Si la décision de GM de garder Opel déçoit Magna International, le marché, lui, semble plutôt content.

L'action de Magna a grimpé de 10% pour clôturer à 47,34$ à la Bourse de Toronto hier.

«Il y a probablement une certaine déception chez les dirigeants de Magna, c'était probablement un bon coup, a déclaré Christian Navarre, spécialiste de l'industrie automobile à l'École de gestion de l'Université d'Ottawa. Mais c'est aussi une sortie en beauté d'une situation qui allait être assez difficile. En effet, Magna prenait le risque de mécontenter ses clients en devenant elle-même productrice d'automobile.»

Il a rappelé que Volkswagen avait menacé de ne plus acheter de pièces de Magna si celle-ci devait devenir propriétaire d'Opel. Magna avait essayé de rassurer ses clients en affirmant qu'elle dresserait un véritable mur coupe-feu entre Opel et ses activités de productions de pièces.

«Ce mur coupe-feu, je n'y croyais pas beaucoup», a indiqué M. Navarre.

Il a ajouté que si Magna avait de l'expertise en ce qui concerne la conception et la fabrication, elle n'en avait aucune quant à la distribution de masse.

«Même en engageant des gens compétents, il n'y avait pas cette tradition, cette culture d'entreprise, a-t-il affirmé. C'était le grand écueil de Magna.»

Dans une entrevue au Globe and Mail, le grand patron de Magna, Frank Stronach, s'est montré philosophe.

«La vie continue, a-t-il déclaré mardi. Vous acceptez ce qui vous arrive, vous continuez et vous cherchez d'autres occasions. Ce n'est pas à nous de critiquer un client.»

General Motors est le plus important client de Magna.

M. Navarre a affirmé que le manufacturier de pièces n'avait rien perdu dans l'aventure, au contraire.

«Son image de joueur important s'est renforcée», a-t-il soutenu.

Il a ajouté que d'autres occasions pourraient se présenter. Avec l'expertise acquise au cours des derniers mois, Magna pourrait regarder du côté d'autres constructeurs d'automobiles. Mais elle pourrait aussi cibler des fabricants de pièces.

«Il y a beaucoup de fournisseurs de pièces et de composants qui vont difficilement passer à travers la crise, a affirmé M. Navarre. Il y aura probablement une consolidation de l'industrie et Magna est bien positionnée pour en profiter.»

Il a ajouté que l'industrie de l'automobile finira bien par connaître une reprise. Les grands manufacturiers ont basé leurs plans sur un marché de 10 millions de véhicules par an aux États-Unis. Il s'attend à ce que ce marché grimpe à 13 ou 14 millions de véhicules.

«Le jour où nous passerons à 13 millions, les compagnies gagneront beaucoup d'argent et vont rouvrir des usines, a-t-il prédit. En tant que fournisseur, Magna va retrouver une activité bien plus intéressante que maintenant.»

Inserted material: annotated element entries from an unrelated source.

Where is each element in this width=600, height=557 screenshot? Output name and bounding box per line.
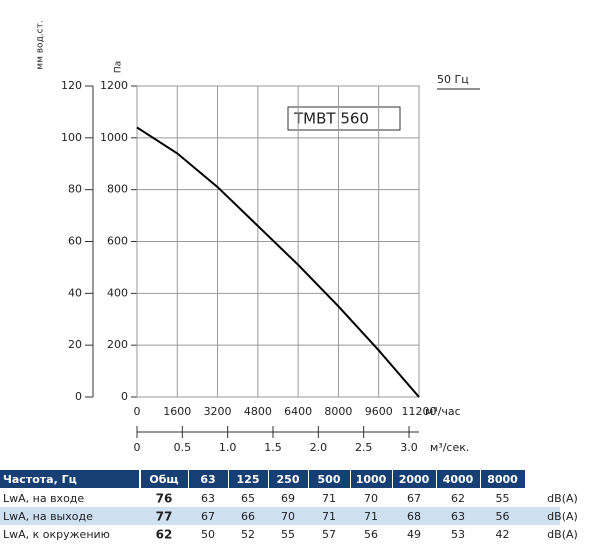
y-tick-label: 200 xyxy=(107,338,128,351)
x-tick-label: 11200 xyxy=(402,405,437,418)
cell: 76 xyxy=(156,492,173,506)
header-cell xyxy=(437,470,480,488)
x-tick-label: 1600 xyxy=(163,405,191,418)
header-text: Общ xyxy=(149,473,178,486)
cell: 56 xyxy=(364,528,378,541)
y-tick-label: 0 xyxy=(121,390,128,403)
header-text: 250 xyxy=(277,473,300,486)
annotation-box xyxy=(287,106,401,131)
x2-tick-label: 1.0 xyxy=(219,441,237,454)
header-text: 2000 xyxy=(399,473,430,486)
x-tick-label: 0 xyxy=(134,405,141,418)
cell: LwA, к окружению xyxy=(3,528,110,541)
x-label: м³/час xyxy=(425,405,461,418)
x2-tick-label: 0 xyxy=(134,441,141,454)
frequency-label: 50 Гц xyxy=(437,73,469,86)
header-cell xyxy=(309,470,350,488)
header-cell xyxy=(481,470,525,488)
cell: 62 xyxy=(156,528,173,542)
y2-tick-label: 20 xyxy=(68,338,82,351)
header-cell xyxy=(351,470,392,488)
header-text: 63 xyxy=(200,473,215,486)
cell: 50 xyxy=(201,528,215,541)
header-cell xyxy=(229,470,268,488)
cell: dB(A) xyxy=(547,510,578,523)
cell: 69 xyxy=(281,492,295,505)
header-cell xyxy=(189,470,228,488)
y2-tick-label: 40 xyxy=(68,286,82,299)
cell: 71 xyxy=(322,492,336,505)
cell: 65 xyxy=(241,492,255,505)
header-text: 1000 xyxy=(356,473,387,486)
cell: 56 xyxy=(496,510,510,523)
x2-tick-label: 2.0 xyxy=(310,441,328,454)
cell: 52 xyxy=(241,528,255,541)
cell: 63 xyxy=(201,492,215,505)
x-tick-label: 8000 xyxy=(324,405,352,418)
x-tick-label: 6400 xyxy=(284,405,312,418)
header-cell xyxy=(269,470,308,488)
cell: 66 xyxy=(241,510,255,523)
x2-label: м³/сек. xyxy=(430,441,469,454)
y-tick-label: 1000 xyxy=(100,131,128,144)
x2-tick-label: 3.0 xyxy=(400,441,418,454)
y-tick-label: 1200 xyxy=(100,79,128,92)
cell: LwA, на входе xyxy=(3,492,84,505)
header-text: 500 xyxy=(318,473,341,486)
header-cell xyxy=(0,470,139,488)
y2-tick-label: 100 xyxy=(61,131,82,144)
x2-tick-label: 2.5 xyxy=(355,441,373,454)
y2-tick-label: 120 xyxy=(61,79,82,92)
cell: 57 xyxy=(322,528,336,541)
y-tick-label: 400 xyxy=(107,286,128,299)
cell: LwA, на выходе xyxy=(3,510,93,523)
x2-tick-label: 1.5 xyxy=(264,441,282,454)
cell: 77 xyxy=(156,510,173,524)
y-tick-label: 800 xyxy=(107,183,128,196)
cell: dB(A) xyxy=(547,492,578,505)
header-cell xyxy=(393,470,436,488)
x-tick-label: 4800 xyxy=(244,405,272,418)
cell: 71 xyxy=(322,510,336,523)
cell: 55 xyxy=(281,528,295,541)
cell: dB(A) xyxy=(547,528,578,541)
x-tick-label: 3200 xyxy=(204,405,232,418)
x-tick-label: 9600 xyxy=(365,405,393,418)
y2-tick-label: 60 xyxy=(68,235,82,248)
annotation: TMBT 560 xyxy=(293,110,369,128)
cell: 53 xyxy=(451,528,465,541)
curve xyxy=(136,126,420,398)
header-text: Частота, Гц xyxy=(3,473,77,486)
cell: 55 xyxy=(496,492,510,505)
cell: 67 xyxy=(201,510,215,523)
y2-tick-label: 0 xyxy=(75,390,82,403)
y-label: Па xyxy=(114,61,124,73)
cell: 68 xyxy=(407,510,421,523)
cell: 70 xyxy=(364,492,378,505)
cell: 71 xyxy=(364,510,378,523)
y2-label: мм вод.ст. xyxy=(36,20,46,69)
cell: 63 xyxy=(451,510,465,523)
header-text: 125 xyxy=(237,473,260,486)
row-bg xyxy=(0,507,560,525)
y-tick-label: 600 xyxy=(107,235,128,248)
cell: 70 xyxy=(281,510,295,523)
header-text: 8000 xyxy=(487,473,518,486)
header-text: 4000 xyxy=(443,473,474,486)
x2-tick-label: 0.5 xyxy=(174,441,192,454)
cell: 67 xyxy=(407,492,421,505)
y2-tick-label: 80 xyxy=(68,183,82,196)
cell: 62 xyxy=(451,492,465,505)
header-cell xyxy=(141,470,188,488)
cell: 49 xyxy=(407,528,421,541)
cell: 42 xyxy=(496,528,510,541)
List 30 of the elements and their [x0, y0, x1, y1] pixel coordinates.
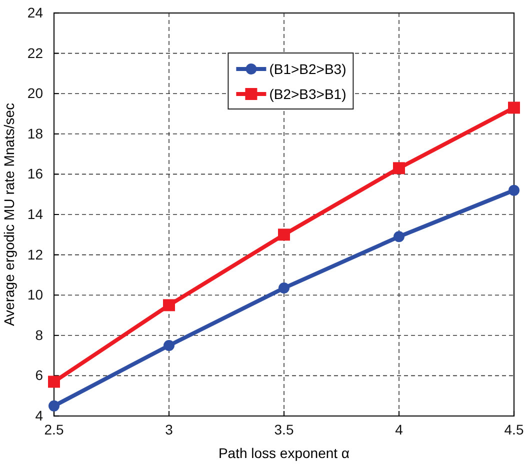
- y-tick-label: 12: [27, 246, 44, 262]
- point: [508, 102, 520, 114]
- x-tick-label: 4.5: [504, 421, 524, 438]
- y-tick-label: 22: [27, 44, 44, 61]
- point: [278, 282, 290, 294]
- point: [48, 400, 60, 412]
- y-tick-label: 16: [27, 166, 44, 182]
- y-tick-label: 4: [35, 407, 44, 424]
- y-tick-label: 14: [27, 206, 44, 222]
- point: [393, 162, 405, 174]
- point: [48, 376, 60, 388]
- y-axis-title: Average ergodic MU rate Mnats/sec: [1, 102, 17, 326]
- x-tick-label: 3.5: [274, 421, 294, 438]
- legend-label: (B1>B2>B3): [269, 61, 346, 77]
- point: [508, 184, 520, 196]
- y-tick-label: 18: [27, 125, 44, 142]
- legend-label: (B2>B3>B1): [269, 86, 346, 102]
- x-tick-label: 2.5: [44, 421, 64, 438]
- x-tick-label: 3: [165, 421, 174, 438]
- y-tick-label: 10: [27, 286, 44, 303]
- y-tick-label: 24: [27, 4, 44, 20]
- point: [394, 231, 404, 242]
- y-tick-label: 8: [35, 326, 44, 343]
- point: [164, 340, 174, 351]
- y-tick-label: 20: [27, 85, 44, 102]
- y-tick-label: 6: [35, 367, 44, 384]
- x-axis-title: Path loss exponent α: [218, 445, 350, 461]
- x-tick-label: 4: [395, 421, 404, 438]
- point: [278, 228, 290, 241]
- point: [163, 299, 175, 312]
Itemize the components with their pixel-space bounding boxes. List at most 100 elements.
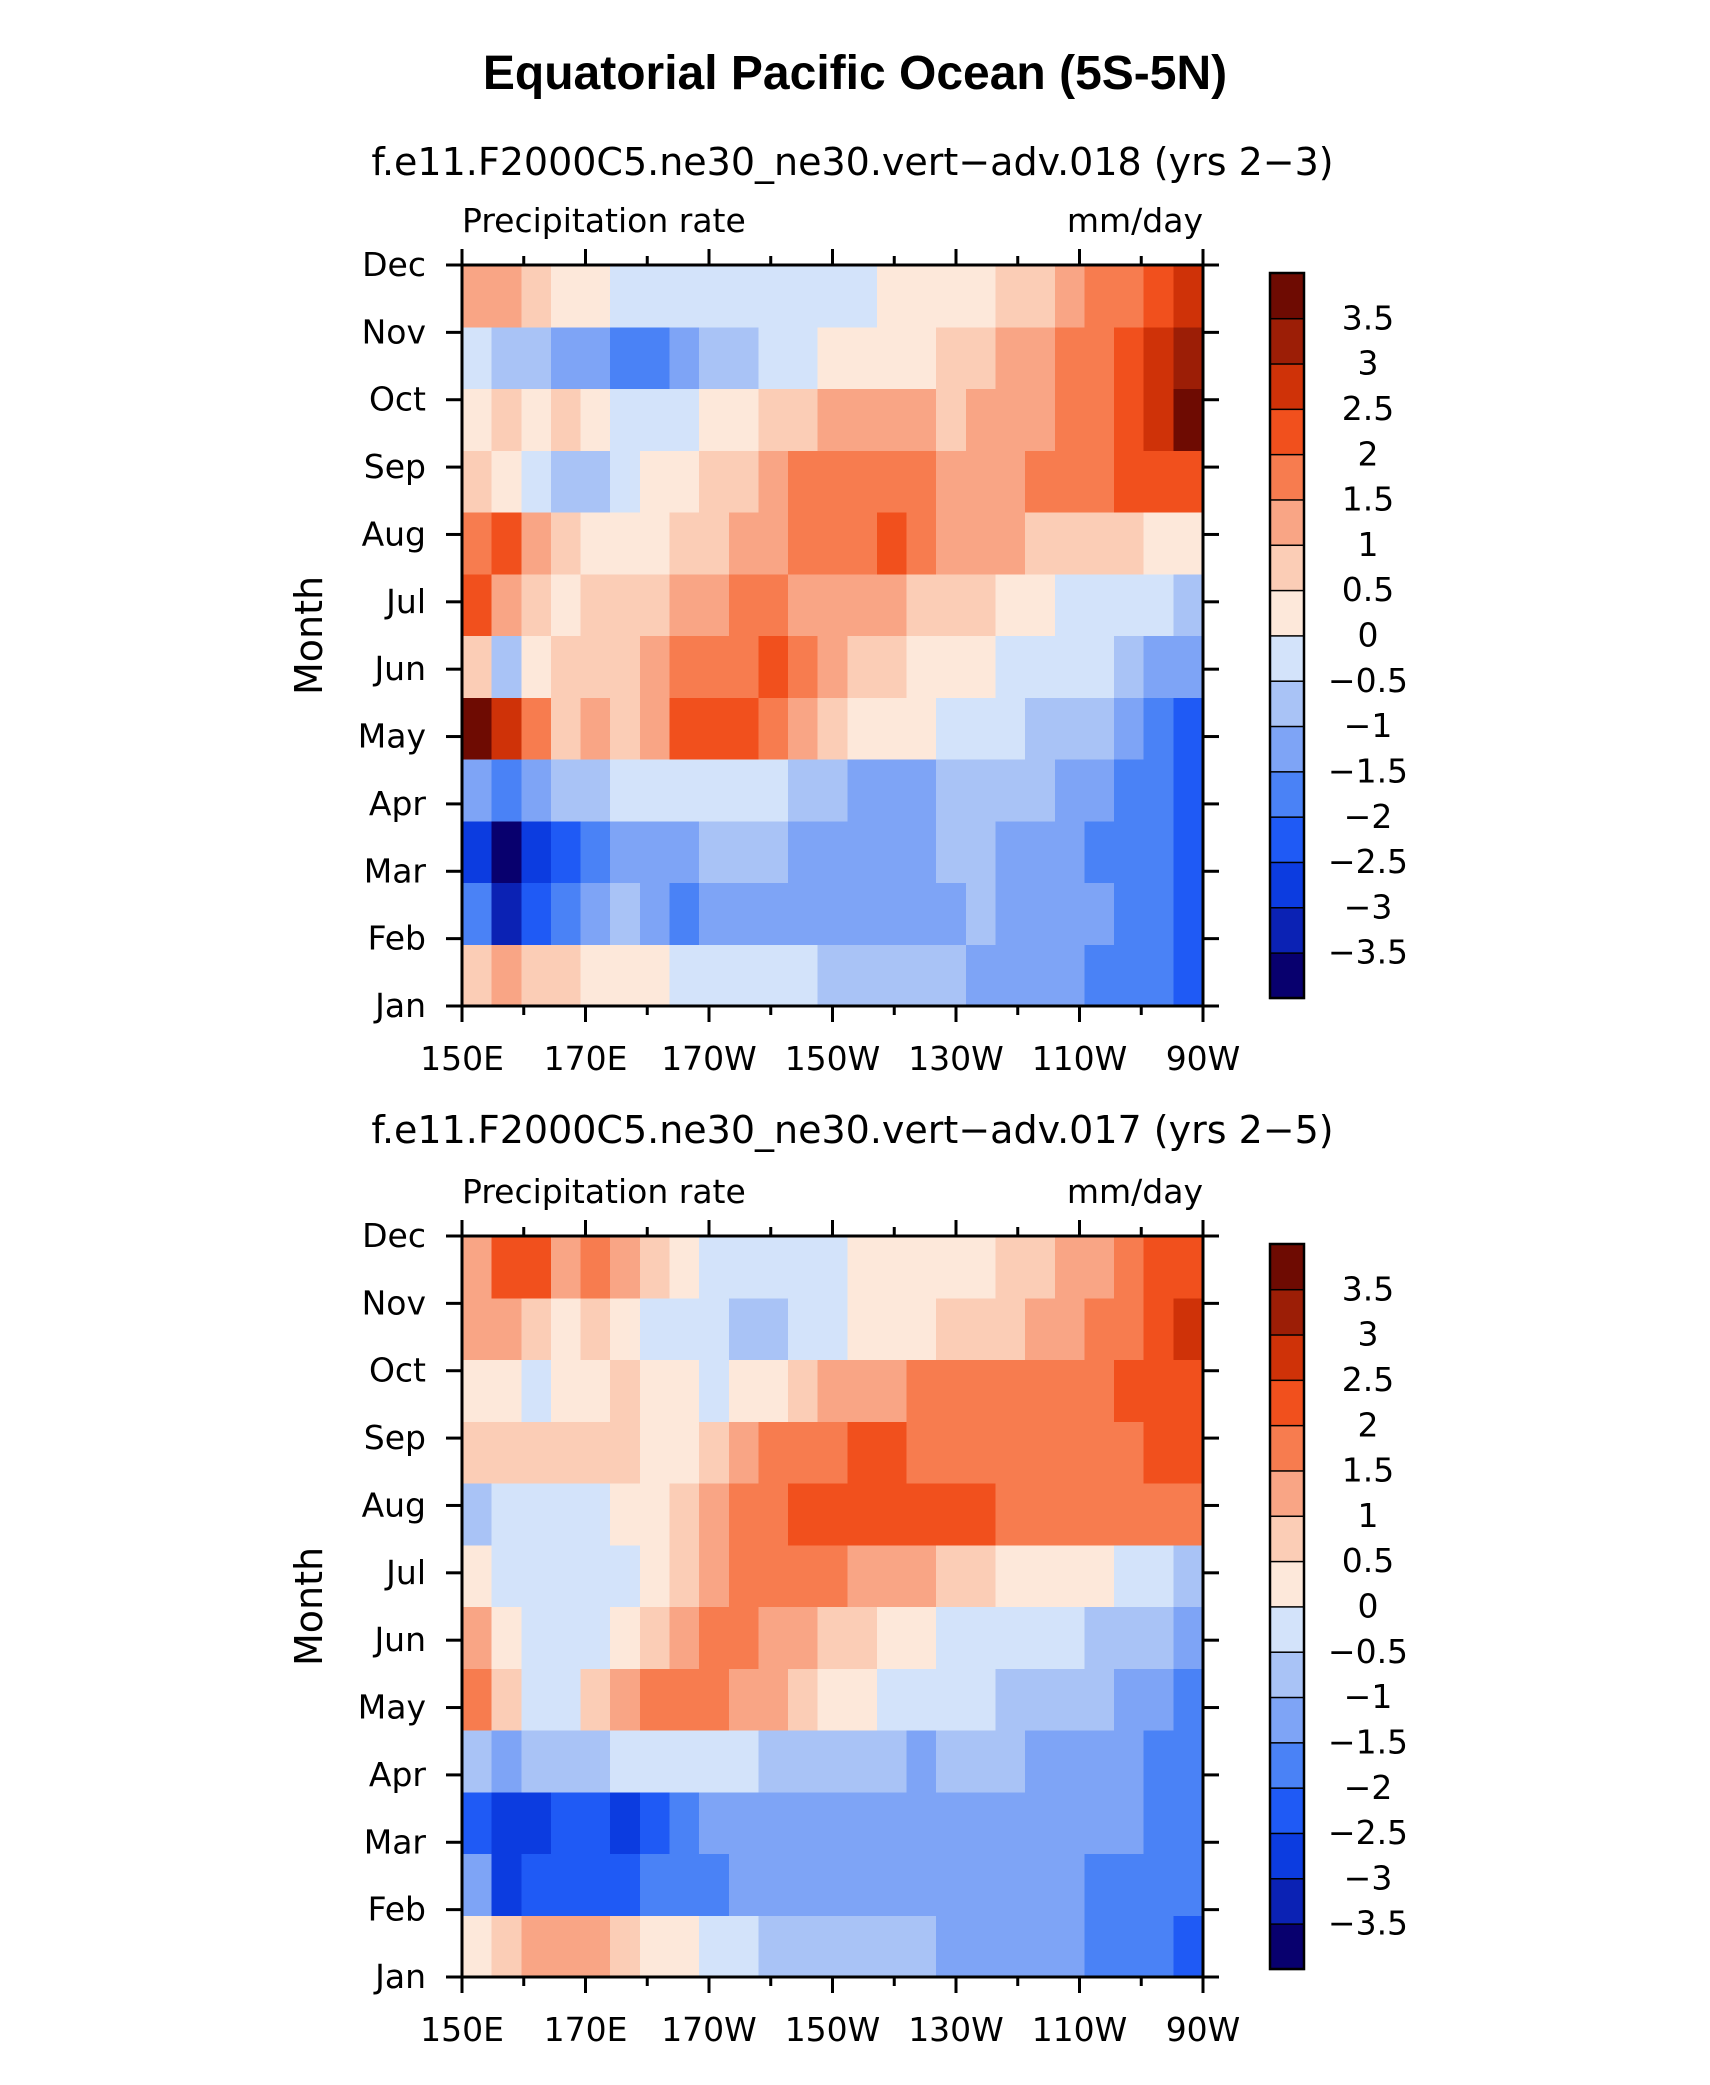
heatmap-cell bbox=[669, 573, 700, 637]
heatmap-cell bbox=[847, 265, 878, 328]
heatmap-cell bbox=[639, 635, 671, 698]
y-tick-label: Dec bbox=[362, 245, 426, 284]
heatmap-cell bbox=[758, 1359, 789, 1422]
heatmap-cell bbox=[817, 820, 848, 884]
heatmap-cell bbox=[1173, 388, 1204, 451]
colorbar-swatch bbox=[1269, 816, 1305, 864]
colorbar-label: −1 bbox=[1344, 706, 1393, 745]
y-tick-label: Jan bbox=[373, 1957, 426, 1996]
heatmap-cell bbox=[817, 1668, 848, 1731]
heatmap-cell bbox=[610, 1730, 641, 1793]
heatmap-cell bbox=[699, 1544, 730, 1608]
heatmap-cell bbox=[1054, 1236, 1086, 1299]
heatmap-cell bbox=[728, 944, 759, 1007]
heatmap-cell bbox=[1173, 1606, 1204, 1669]
heatmap-cell bbox=[610, 1483, 641, 1546]
heatmap-cell bbox=[936, 759, 967, 822]
heatmap-cell bbox=[550, 759, 582, 822]
x-tick-label: 130W bbox=[908, 1039, 1004, 1078]
heatmap-cell bbox=[1084, 1236, 1115, 1299]
heatmap-cell bbox=[1025, 326, 1056, 390]
heatmap-cell bbox=[1143, 1544, 1174, 1608]
heatmap-cell bbox=[610, 265, 641, 328]
heatmap-cell bbox=[758, 450, 789, 513]
heatmap-cell bbox=[639, 944, 671, 1007]
heatmap-cell bbox=[1084, 944, 1115, 1007]
heatmap-cell bbox=[1143, 1915, 1174, 1978]
heatmap-cell bbox=[728, 820, 759, 884]
heatmap-cell bbox=[1114, 1236, 1145, 1299]
heatmap-cell bbox=[728, 326, 759, 390]
heatmap-cell bbox=[876, 326, 908, 390]
colorbar-swatch bbox=[1269, 408, 1305, 456]
heatmap-cell bbox=[758, 326, 789, 390]
heatmap-cell bbox=[758, 512, 789, 575]
heatmap-cell bbox=[669, 1915, 700, 1978]
heatmap-cell bbox=[876, 1297, 908, 1361]
heatmap-cell bbox=[1143, 1668, 1174, 1731]
heatmap-cell bbox=[1084, 697, 1115, 760]
heatmap-cell bbox=[669, 635, 700, 698]
heatmap-cell bbox=[936, 1791, 967, 1855]
heatmap-cell bbox=[817, 1297, 848, 1361]
heatmap-cell bbox=[1084, 635, 1115, 698]
right-string: mm/day bbox=[1067, 201, 1203, 240]
heatmap-cell bbox=[788, 820, 819, 884]
heatmap-cell bbox=[521, 1483, 552, 1546]
x-tick-label: 90W bbox=[1166, 1039, 1241, 1078]
right-string: mm/day bbox=[1067, 1172, 1203, 1211]
heatmap-cell bbox=[788, 326, 819, 390]
heatmap-cell bbox=[906, 1668, 937, 1731]
y-axis-label: Month bbox=[287, 1547, 331, 1666]
heatmap-cell bbox=[1054, 944, 1086, 1007]
heatmap-cell bbox=[995, 759, 1026, 822]
colorbar-label: 3 bbox=[1358, 1315, 1379, 1354]
heatmap-cell bbox=[965, 1730, 997, 1793]
heatmap-cell bbox=[550, 573, 582, 637]
heatmap-cell bbox=[728, 388, 759, 451]
heatmap-cell bbox=[669, 265, 700, 328]
heatmap-cell bbox=[1054, 1915, 1086, 1978]
heatmap-cell bbox=[728, 882, 759, 945]
heatmap-cell bbox=[1114, 1915, 1145, 1978]
heatmap-cell bbox=[728, 1297, 759, 1361]
heatmap-cell bbox=[758, 1791, 789, 1855]
heatmap-cell bbox=[491, 944, 522, 1007]
heatmap-cell bbox=[965, 1853, 997, 1916]
heatmap-cell bbox=[550, 512, 582, 575]
heatmap-cell bbox=[995, 1297, 1026, 1361]
heatmap-cell bbox=[876, 1544, 908, 1608]
heatmap-cell bbox=[1114, 1297, 1145, 1361]
heatmap-cell bbox=[906, 326, 937, 390]
heatmap-cell bbox=[550, 1297, 582, 1361]
heatmap-cell bbox=[580, 1791, 611, 1855]
heatmap-cell bbox=[995, 882, 1026, 945]
y-tick-label: Mar bbox=[364, 1822, 427, 1861]
heatmap-cell bbox=[521, 1544, 552, 1608]
heatmap-cell bbox=[521, 573, 552, 637]
heatmap-cell bbox=[1173, 1915, 1204, 1978]
heatmap-cell bbox=[876, 882, 908, 945]
heatmap-cell bbox=[995, 635, 1026, 698]
heatmap-cell bbox=[936, 1236, 967, 1299]
heatmap-cell bbox=[521, 1297, 552, 1361]
y-tick-label: Jun bbox=[372, 649, 426, 688]
heatmap-cell bbox=[1173, 265, 1204, 328]
heatmap-cell bbox=[1054, 573, 1086, 637]
heatmap-cell bbox=[491, 1791, 522, 1855]
heatmap-cell bbox=[936, 1297, 967, 1361]
heatmap-cell bbox=[965, 326, 997, 390]
heatmap-cell bbox=[758, 388, 789, 451]
heatmap-cell bbox=[491, 450, 522, 513]
heatmap-cell bbox=[1114, 1606, 1145, 1669]
heatmap-cell bbox=[1054, 882, 1086, 945]
heatmap-cell bbox=[699, 1421, 730, 1484]
heatmap-cell bbox=[1054, 1668, 1086, 1731]
heatmap-cell bbox=[817, 388, 848, 451]
heatmap-cell bbox=[936, 1730, 967, 1793]
heatmap-cell bbox=[758, 1915, 789, 1978]
colorbar-label: −3.5 bbox=[1328, 933, 1408, 972]
y-tick-label: Nov bbox=[362, 312, 426, 351]
heatmap-cell bbox=[788, 1483, 819, 1546]
colorbar-label: −2 bbox=[1344, 797, 1393, 836]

Le président des Travailleurs canadiens de l'automobile, Ken Lewenza, s'est montré moins positif.

«C'est l'incertitude qui est difficile pour les travailleurs, a-t-il déclaré en entrevue téléphonique avec La Presse Affaires. Les travailleurs d'Opel subissent déjà un énorme stress émotionnel avec la restructuration en cours. L'entente entre GM et Magna aurait dû être complétée il y a quelques semaines, et là, elle est annulée.»

Il a ajouté que cette situation démontrait toute l'inconsistance et l'indécision de GM.

M. Navarre a plutôt rappelé que dès le début, GM avait montré une préférence envers une offre présentée par le fonds d'investissement belge RHJ International, qui lui permettait de racheter ultérieurement la part acquise par le fonds et de redevenir propriétaire d'Opel.

Il a toutefois fait valoir que GM n'aura pas la partie facile avec Opel. Les syndicats, qui favorisaient l'offre de Magna comme une partie de la classe politique allemande, sont toujours en place.

«GM devra négocier avec les gouvernements et les syndicats, dans un contexte de déception, a affirmé M. Navarre. Ce n'est pas nécessairement gagné d'avance.»